Далее А.С.Шушарин подробнейшим образом описывает кризисное состояние исторической науки и социологии. Завершая свой многостраничный анализ, он констатирует: «Итак, именно с позиций подступов к революционной теории, в том или ином отношении «порча» социальных наук и даже всех социальных «слов» предстает как хаотически тотальная. Все произносимое на существующем социальном языке оказывается путаным словоизвержением «частной мысли» или «диалектическим» сочетанием едва ли не безумной эклектики, моря разорванных частностей, тавтологической пустоты, жесткой и изощренной апологетики, поверхностного политицизма, безнадежной обыденщины, безбрежного эмпиризма, беллетристичного эссеизма, дебрей взаимно несовместимых головоломных абстракций, чаще пустоватых математизированных паутин, бессвязных «культурных единичностей», туманной философской многозначительности и призрачности обещающих намеков. Все это, разумеется, в сочетании с ухмыляющейся и сохраняющейся некоей исполинской догматикой. Впрочем, как оно и положено перед переменами» (Цит. изд. т.1. с. 66). Ничего не скажешь, суровая и весьма сомнительная оценка!
Однако, справедливости ради, следует заметить, что в общем потоке тотальной критики современной социологии у А.С.Шушарина можно встретить и развернутые объективные характеристики двух важнейших проблем.

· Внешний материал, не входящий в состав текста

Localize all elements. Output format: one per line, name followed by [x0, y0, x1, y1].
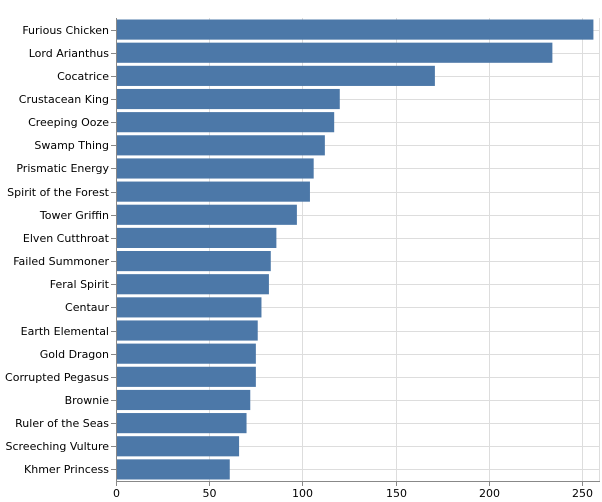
x-tick-label: 250 [572, 487, 593, 500]
bar [116, 459, 230, 480]
bar [116, 251, 271, 272]
y-tick-label: Brownie [65, 394, 110, 407]
y-tick-label: Khmer Princess [24, 463, 109, 476]
y-tick-label: Failed Summoner [13, 255, 109, 268]
x-tick-label: 100 [292, 487, 313, 500]
y-tick-label: Tower Griffin [39, 209, 109, 222]
bar [116, 88, 340, 110]
y-tick-label: Spirit of the Forest [7, 186, 110, 199]
bar [116, 204, 297, 225]
y-tick-label: Prismatic Energy [16, 162, 109, 175]
y-tick-label: Lord Arianthus [29, 47, 110, 60]
bar [116, 274, 269, 295]
y-tick-label: Swamp Thing [34, 139, 109, 152]
bar [116, 181, 310, 202]
y-tick-label: Earth Elemental [21, 325, 109, 338]
bar [116, 158, 314, 179]
bar [116, 343, 256, 364]
x-tick-label: 0 [113, 487, 120, 500]
y-tick-label: Centaur [65, 301, 109, 314]
y-tick-label: Feral Spirit [50, 278, 110, 291]
y-tick-label: Furious Chicken [22, 24, 109, 37]
y-tick-label: Corrupted Pegasus [5, 371, 109, 384]
bar [116, 112, 335, 133]
y-tick-label: Elven Cutthroat [23, 232, 110, 245]
bar [116, 436, 240, 457]
x-tick-label: 150 [386, 487, 407, 500]
bar [116, 65, 435, 86]
y-tick-label: Cocatrice [57, 70, 109, 83]
bar [116, 227, 277, 248]
bar [116, 19, 594, 40]
y-tick-label: Creeping Ooze [28, 116, 109, 129]
y-tick-label: Ruler of the Seas [15, 417, 109, 430]
y-tick-label: Crustacean King [19, 93, 109, 106]
gridlines [116, 18, 600, 481]
bar [116, 135, 325, 156]
bar [116, 297, 262, 318]
bar [116, 413, 247, 434]
axes: Furious Chicken Lord Arianthus Cocatrice Cr… [5, 18, 600, 500]
x-tick-label: 50 [203, 487, 217, 500]
bars [116, 19, 594, 480]
bar [116, 389, 251, 411]
bar [116, 42, 553, 63]
y-tick-label: Screeching Vulture [5, 440, 109, 453]
bar [116, 366, 256, 387]
y-tick-label: Gold Dragon [40, 348, 109, 361]
bar [116, 320, 258, 341]
x-tick-label: 200 [479, 487, 500, 500]
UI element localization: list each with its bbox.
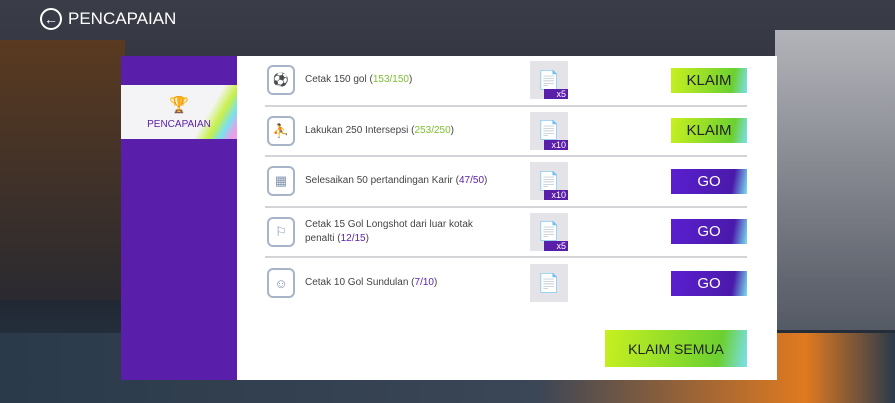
reward-item[interactable]: 📄 x10 xyxy=(530,162,568,201)
achievement-label: Cetak 10 Gol Sundulan xyxy=(305,277,409,289)
achievement-row: ▦ Selesaikan 50 pertandingan Karir (47/5… xyxy=(265,157,747,208)
reward-quantity: x5 xyxy=(544,89,568,100)
document-icon: 📄 xyxy=(537,221,561,242)
claim-all-button[interactable]: KLAIM SEMUA xyxy=(605,330,747,367)
go-button[interactable]: GO xyxy=(671,168,747,194)
longshot-icon: ⚐ xyxy=(267,216,295,247)
achievement-row: ⚽ Cetak 150 gol (153/150) 📄 x5 KLAIM xyxy=(265,56,747,107)
reward-quantity: x10 xyxy=(544,139,568,150)
page-title: PENCAPAIAN xyxy=(68,9,177,28)
achievement-progress: 7/10 xyxy=(414,277,434,289)
reward-item[interactable]: 📄 x10 xyxy=(530,111,568,150)
background-structure xyxy=(775,30,895,330)
achievement-row: ☺ Cetak 10 Gol Sundulan (7/10) 📄 GO xyxy=(265,258,747,309)
claim-button[interactable]: KLAIM xyxy=(671,67,747,93)
achievement-row: ⛹ Lakukan 250 Intersepsi (253/250) 📄 x10 … xyxy=(265,107,747,157)
achievement-row: ⚐ Cetak 15 Gol Longshot dari luar kotak … xyxy=(265,208,747,258)
achievement-text: Lakukan 250 Intersepsi (253/250) xyxy=(305,124,455,136)
background-lockers xyxy=(0,40,125,300)
interception-icon: ⛹ xyxy=(267,115,295,146)
achievement-text: Cetak 15 Gol Longshot dari luar kotak pe… xyxy=(305,218,473,244)
claim-button[interactable]: KLAIM xyxy=(671,118,747,144)
trophy-icon: 🏆 xyxy=(169,96,189,114)
achievement-text: Cetak 10 Gol Sundulan (7/10) xyxy=(305,277,438,289)
achievement-label: Cetak 15 Gol Longshot dari luar kotak pe… xyxy=(305,218,473,244)
achievement-label: Selesaikan 50 pertandingan Karir xyxy=(305,175,453,187)
goal-ball-icon: ⚽ xyxy=(267,65,295,96)
reward-item[interactable]: 📄 x5 xyxy=(530,61,568,100)
reward-quantity: x10 xyxy=(544,190,568,201)
tab-pencapaian[interactable]: 🏆 PENCAPAIAN xyxy=(121,85,237,139)
header: ← PENCAPAIAN xyxy=(40,8,176,30)
reward-quantity: x5 xyxy=(544,240,568,251)
reward-item[interactable]: 📄 x5 xyxy=(530,212,568,251)
reward-item[interactable]: 📄 xyxy=(530,264,568,303)
header-icon: ☺ xyxy=(267,268,295,299)
back-arrow-icon[interactable]: ← xyxy=(40,8,62,30)
achievements-panel: 🏆 PENCAPAIAN ⚽ Cetak 150 gol (153/150) 📄… xyxy=(121,56,777,380)
calendar-check-icon: ▦ xyxy=(267,166,295,197)
achievement-text: Selesaikan 50 pertandingan Karir (47/50) xyxy=(305,175,488,187)
achievement-progress: 153/150 xyxy=(372,74,409,86)
achievement-text: Cetak 150 gol (153/150) xyxy=(305,74,413,86)
achievement-list: ⚽ Cetak 150 gol (153/150) 📄 x5 KLAIM ⛹ Lak… xyxy=(237,56,777,380)
achievement-label: Cetak 150 gol xyxy=(305,74,367,86)
achievement-progress: 47/50 xyxy=(459,175,485,187)
document-icon: 📄 xyxy=(537,69,561,90)
go-button[interactable]: GO xyxy=(671,270,747,296)
document-icon: 📄 xyxy=(537,170,561,191)
document-icon: 📄 xyxy=(537,272,561,293)
tab-label: PENCAPAIAN xyxy=(147,118,211,130)
document-icon: 📄 xyxy=(537,120,561,141)
achievement-label: Lakukan 250 Intersepsi xyxy=(305,124,409,136)
achievement-progress: 253/250 xyxy=(414,124,451,136)
sidebar: 🏆 PENCAPAIAN xyxy=(121,56,237,380)
achievement-progress: 12/15 xyxy=(340,232,366,244)
go-button[interactable]: GO xyxy=(671,219,747,245)
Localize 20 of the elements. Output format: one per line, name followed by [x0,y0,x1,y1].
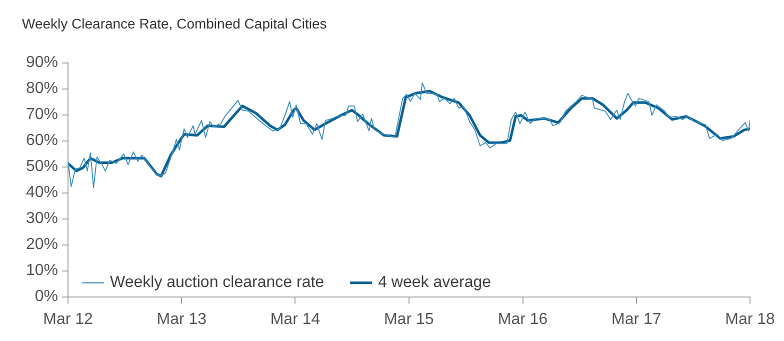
x-tick-label: Mar 13 [156,310,207,328]
y-tick-label: 90% [26,54,58,72]
y-tick-label: 30% [26,210,58,228]
y-tick-label: 40% [26,184,58,202]
x-tick-label: Mar 15 [384,310,434,328]
y-tick-label: 10% [26,262,58,280]
y-tick-label: 20% [26,236,58,254]
x-tick-label: Mar 16 [498,310,548,328]
legend-label: 4 week average [378,274,492,292]
y-tick-label: 80% [26,80,58,98]
y-tick-label: 60% [26,132,58,150]
chart-title: Weekly Clearance Rate, Combined Capital Cities [22,15,327,32]
x-tick-label: Mar 12 [43,310,94,328]
x-tick-label: Mar 14 [270,310,320,328]
legend-label: Weekly auction clearance rate [110,274,324,292]
y-tick-label: 70% [26,106,58,124]
x-tick-label: Mar 17 [611,310,662,328]
y-tick-label: 0% [34,288,58,306]
x-tick-label: Mar 18 [725,310,775,328]
y-tick-label: 50% [26,158,58,176]
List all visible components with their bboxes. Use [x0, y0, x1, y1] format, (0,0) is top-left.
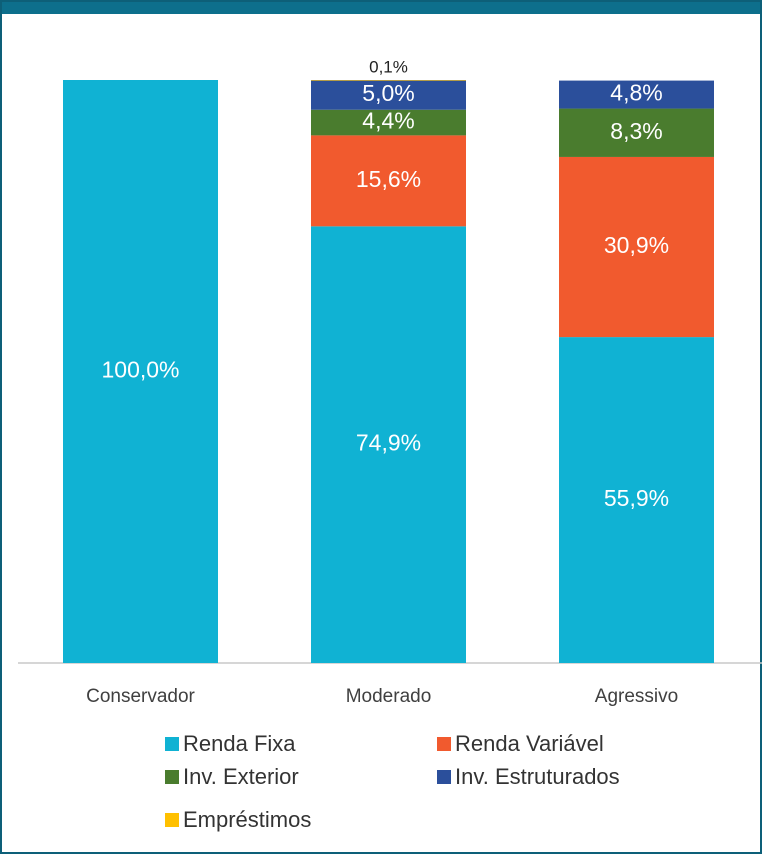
legend-label: Inv. Exterior — [183, 764, 299, 789]
top-band — [0, 0, 762, 14]
legend-swatch — [437, 737, 451, 751]
bar-segment — [559, 337, 714, 663]
bar-segment — [311, 226, 466, 663]
legend-label: Renda Fixa — [183, 731, 296, 756]
bar-segment — [63, 80, 218, 663]
bar-segment — [311, 80, 466, 81]
legend-swatch — [165, 770, 179, 784]
bar-segment — [311, 135, 466, 227]
data-label: 4,4% — [362, 108, 414, 134]
bar-segment — [559, 108, 714, 157]
data-label: 8,3% — [610, 118, 662, 144]
bar-segment — [559, 80, 714, 109]
data-label: 100,0% — [101, 357, 179, 383]
data-label: 74,9% — [356, 430, 421, 456]
data-label: 55,9% — [604, 485, 669, 511]
legend-swatch — [165, 737, 179, 751]
x-tick-label: Conservador — [86, 686, 195, 707]
data-label: 5,0% — [362, 80, 414, 106]
data-label: 30,9% — [604, 232, 669, 258]
data-label: 4,8% — [610, 80, 662, 106]
legend-label: Renda Variável — [455, 731, 604, 756]
legend-swatch — [437, 770, 451, 784]
legend-swatch — [165, 813, 179, 827]
data-label: 0,1% — [369, 57, 408, 76]
x-tick-label: Agressivo — [595, 686, 678, 707]
x-tick-label: Moderado — [346, 686, 432, 707]
data-label: 15,6% — [356, 166, 421, 192]
bar-segment — [559, 156, 714, 338]
bar-segment — [311, 80, 466, 110]
legend-label: Inv. Estruturados — [455, 764, 620, 789]
legend-label: Empréstimos — [183, 807, 311, 832]
bar-segment — [311, 109, 466, 136]
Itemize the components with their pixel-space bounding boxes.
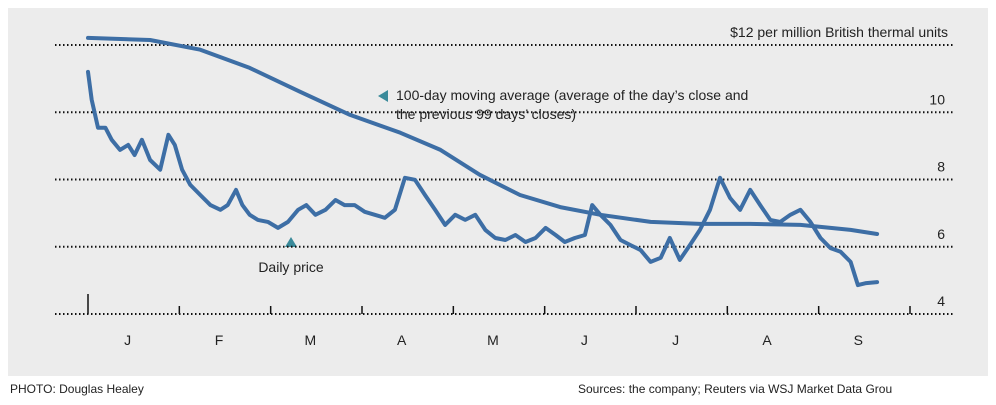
credit: PHOTO: Douglas Healey — [10, 382, 144, 396]
source: Sources: the company; Reuters via WSJ Ma… — [578, 382, 893, 396]
panel — [8, 8, 988, 376]
average-label: 100-day moving average (average of the d… — [396, 87, 749, 122]
series-line — [86, 69, 880, 288]
y-tick-label: $12 per million British thermal units — [730, 24, 948, 40]
x-tick-label: A — [397, 332, 407, 348]
x-tick-label: M — [487, 332, 499, 348]
x-tick-label: S — [854, 332, 863, 348]
x-tick-label: J — [672, 332, 679, 348]
x-tick-label: J — [124, 332, 131, 348]
daily-marker — [285, 237, 297, 247]
y-tick-label: 4 — [937, 293, 945, 309]
daily-label: Daily price — [258, 259, 324, 275]
x-tick-label: F — [215, 332, 224, 348]
y-tick-label: 10 — [929, 91, 945, 107]
x-tick-label: J — [581, 332, 588, 348]
y-tick-label: 6 — [937, 226, 945, 242]
average-marker — [378, 90, 388, 102]
series-line — [86, 35, 880, 236]
x-tick-label: M — [304, 332, 316, 348]
y-tick-label: 8 — [937, 159, 945, 175]
x-tick-label: A — [762, 332, 772, 348]
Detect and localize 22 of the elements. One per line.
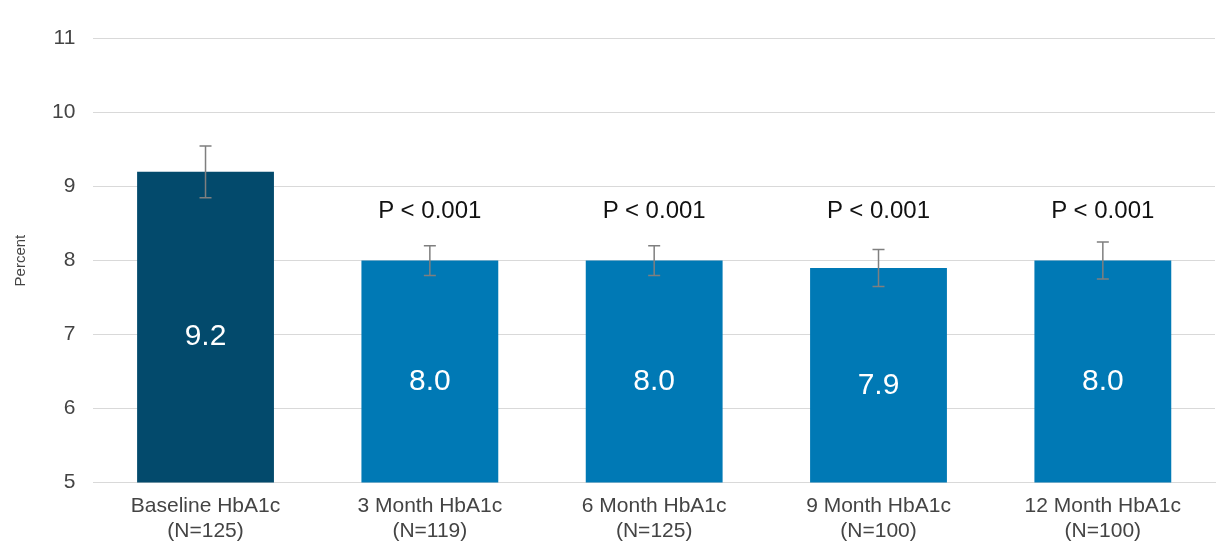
y-tick-label: 7 bbox=[63, 321, 76, 345]
annotation: P < 0.001 bbox=[378, 196, 482, 224]
data-label: 8.0 bbox=[1081, 362, 1124, 396]
annotation: P < 0.001 bbox=[1051, 196, 1155, 224]
y-tick-label: 6 bbox=[63, 395, 76, 419]
y-axis-title: Percent bbox=[11, 233, 29, 287]
x-tick-label: 12 Month HbA1c (N=100) bbox=[1024, 493, 1182, 542]
annotation: P < 0.001 bbox=[827, 196, 930, 224]
y-tick-label: 5 bbox=[63, 469, 76, 493]
y-tick-label: 8 bbox=[63, 247, 76, 271]
data-label: 7.9 bbox=[857, 366, 900, 400]
y-tick-label: 9 bbox=[63, 173, 76, 197]
data-label: 8.0 bbox=[408, 362, 451, 396]
x-tick-label: Baseline HbA1c (N=125) bbox=[130, 493, 281, 542]
x-tick-label: 3 Month HbA1c (N=119) bbox=[357, 493, 503, 542]
x-tick-label: 6 Month HbA1c (N=125) bbox=[581, 493, 727, 542]
annotation: P < 0.001 bbox=[602, 196, 706, 224]
x-tick-label: 9 Month HbA1c (N=100) bbox=[806, 493, 951, 542]
data-label: 9.2 bbox=[184, 318, 227, 352]
y-tick-label: 11 bbox=[53, 25, 76, 49]
y-tick-label: 10 bbox=[52, 99, 76, 123]
data-label: 8.0 bbox=[633, 362, 676, 396]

Во-первых, о социализме. Вот что он писал: «Так, например, в Китае и Вьетнаме в политической семантике (а следовательно, и в обыденной, доксической) «социализм» сохраняется (как «начальный», «специфический»), но, подчеркну, именно «социализм». (Кстати, при бесспорном расширении внутренних и внешних рыночных ниш, в самой политической семантике оборот «рыночный социализм» практически не используется; в основном это изобретение западных интерпретаторов.) Совершенно другая картина на просторах остального, рухнувшего «соцлагеря». Здесь (в отношении былого «социализма») я как–то насчитал почти полсотни, так сказать, нелюбезных «прозвищ». Извольте, читатель, как говорится, для хохмы некоторые по памяти перечислю. Без сносок. Итак, до краха в бывшем СССР имелось:
«настоящий пролетарский строй», «коммунизм», «сверхкапитализм», «своеобразный капитализм», «административно–командная система», «командная система», «мобилизационная система», «тоталитаризм», «авторитаризм», «чисто марксистское общество», «традиционное общество», «полупериферия мировой системы», «государственный капитализм», «капитализм без капитала», «псевдосоциализм», «советская империя», «последняя православная империя», «квазисоциализм», «феодально–тоталитарная система», «докапиталистическая система», «индустриальный феодализм», «неофеодализм», «полумонетаризованная система», «рынок продавца», «административный рынок», «рынок должностей и привилегий», «номенклатурная» система, «неоазиатский способ производства», социализм «бюрократический», «классический», «утопический», «казарменный», «государственный», «государственно-бюрократический», «мутантный», «крепостнический», «феодальный», «феодально управляемый», «марксистский», «государственно-монополистический», «мелкобуржуазный», «ранний», «вульгарный», «начальный», «азиатский» и т.д.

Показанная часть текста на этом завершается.